Onde voce tem guardado esses trabalhos que não conheço?
Adorei os dois, mas, se tivesse mesmo que escolher, penduraria Barcelona.
Essa paella me deu água na boca não só pelo cheiro que quase sentí, mas pelo amor, companheirismo, lirismo, no fazer.
Imaginei a cena: é um pequeno conto.
Ivonete
São trabalhos antigos, de 2003.
O texto da paelha me encantou pelos mesmos motivos que encantou você: eu quase pude sentir o cheiro e o sabor, além de descrever uma cena familiar de cumplicidade, intimidade e carinho.
Lucia,
Vi teu quadro no blog do Marcelo e vim visitar teu blog.

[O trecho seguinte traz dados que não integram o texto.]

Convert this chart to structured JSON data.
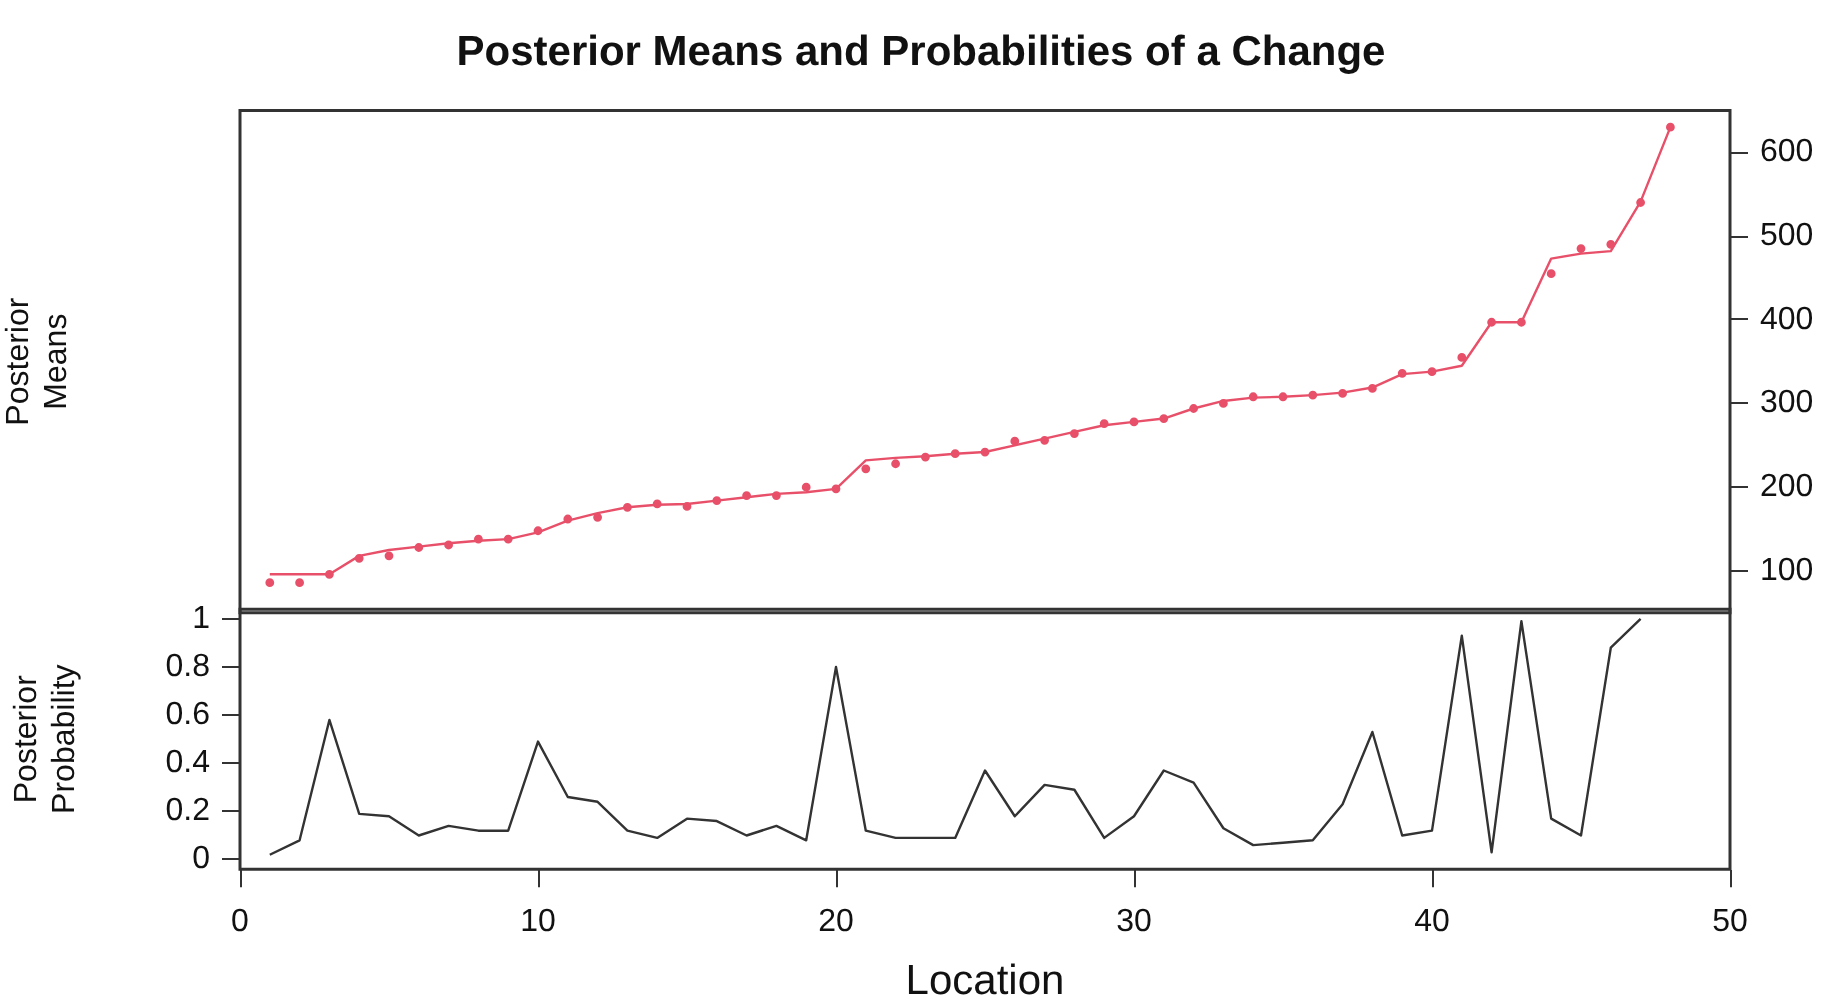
{
  "chart_data": [
    {
      "type": "line",
      "title": "Posterior Means and Probabilities of a Change",
      "ylabel": "Posterior\nMeans",
      "x": [
        1,
        2,
        3,
        4,
        5,
        6,
        7,
        8,
        9,
        10,
        11,
        12,
        13,
        14,
        15,
        16,
        17,
        18,
        19,
        20,
        21,
        22,
        23,
        24,
        25,
        26,
        27,
        28,
        29,
        30,
        31,
        32,
        33,
        34,
        35,
        36,
        37,
        38,
        39,
        40,
        41,
        42,
        43,
        44,
        45,
        46,
        47,
        48
      ],
      "series": [
        {
          "type": "scatter",
          "color": "#e8506a",
          "marker": "circle",
          "values": [
            86,
            86,
            96,
            115,
            118,
            128,
            131,
            138,
            138,
            148,
            162,
            164,
            176,
            180,
            177,
            184,
            190,
            190,
            200,
            198,
            222,
            228,
            236,
            240,
            242,
            255,
            256,
            264,
            276,
            278,
            282,
            294,
            300,
            308,
            308,
            310,
            312,
            318,
            336,
            338,
            355,
            397,
            397,
            455,
            485,
            490,
            540,
            630
          ]
        },
        {
          "type": "line",
          "color": "#e8506a",
          "values": [
            96,
            96,
            96,
            118,
            125,
            129,
            133,
            136,
            138,
            146,
            160,
            169,
            176,
            179,
            180,
            184,
            188,
            192,
            194,
            198,
            232,
            235,
            237,
            240,
            242,
            250,
            258,
            266,
            274,
            278,
            282,
            294,
            303,
            307,
            308,
            310,
            313,
            319,
            335,
            338,
            345,
            397,
            397,
            473,
            479,
            482,
            541,
            630
          ]
        }
      ],
      "xlim": [
        0,
        50
      ],
      "ylim": [
        50,
        650
      ],
      "yticks": [
        100,
        200,
        300,
        400,
        500,
        600
      ],
      "tick_labels": "y",
      "legend": false,
      "grid": false
    },
    {
      "type": "line",
      "xlabel": "Location",
      "ylabel": "Posterior\nProbability",
      "x": [
        1,
        2,
        3,
        4,
        5,
        6,
        7,
        8,
        9,
        10,
        11,
        12,
        13,
        14,
        15,
        16,
        17,
        18,
        19,
        20,
        21,
        22,
        23,
        24,
        25,
        26,
        27,
        28,
        29,
        30,
        31,
        32,
        33,
        34,
        35,
        36,
        37,
        38,
        39,
        40,
        41,
        42,
        43,
        44,
        45,
        46,
        47
      ],
      "values": [
        0.02,
        0.08,
        0.58,
        0.19,
        0.18,
        0.1,
        0.14,
        0.12,
        0.12,
        0.49,
        0.26,
        0.24,
        0.12,
        0.09,
        0.17,
        0.16,
        0.1,
        0.14,
        0.08,
        0.8,
        0.12,
        0.09,
        0.09,
        0.09,
        0.37,
        0.18,
        0.31,
        0.29,
        0.09,
        0.18,
        0.37,
        0.32,
        0.13,
        0.06,
        0.07,
        0.08,
        0.23,
        0.53,
        0.1,
        0.12,
        0.93,
        0.03,
        0.99,
        0.17,
        0.1,
        0.88,
        1
      ],
      "color": "#333333",
      "xlim": [
        0,
        50
      ],
      "xticks": [
        0,
        10,
        20,
        30,
        40,
        50
      ],
      "ylim": [
        -0.04,
        1.04
      ],
      "yticks": [
        0,
        0.2,
        0.4,
        0.6,
        0.8,
        1
      ],
      "legend": false,
      "grid": false
    }
  ]
}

Gostei muitíssimo do teu trabalho. Fiquei duplamente feliz em saber que o Panopramanga será do Marcelo. Primeiro porque ele ama arte e segundo porque terei o prazer de ver a obra, ao vivo na casa, quando eu for ao Rio.
Bj Margot
Margot
Margot
Obrigada pela visita e pelo gentil comentário. Espero que você goste do quadro ao vivo também. Volte sempre. Bj.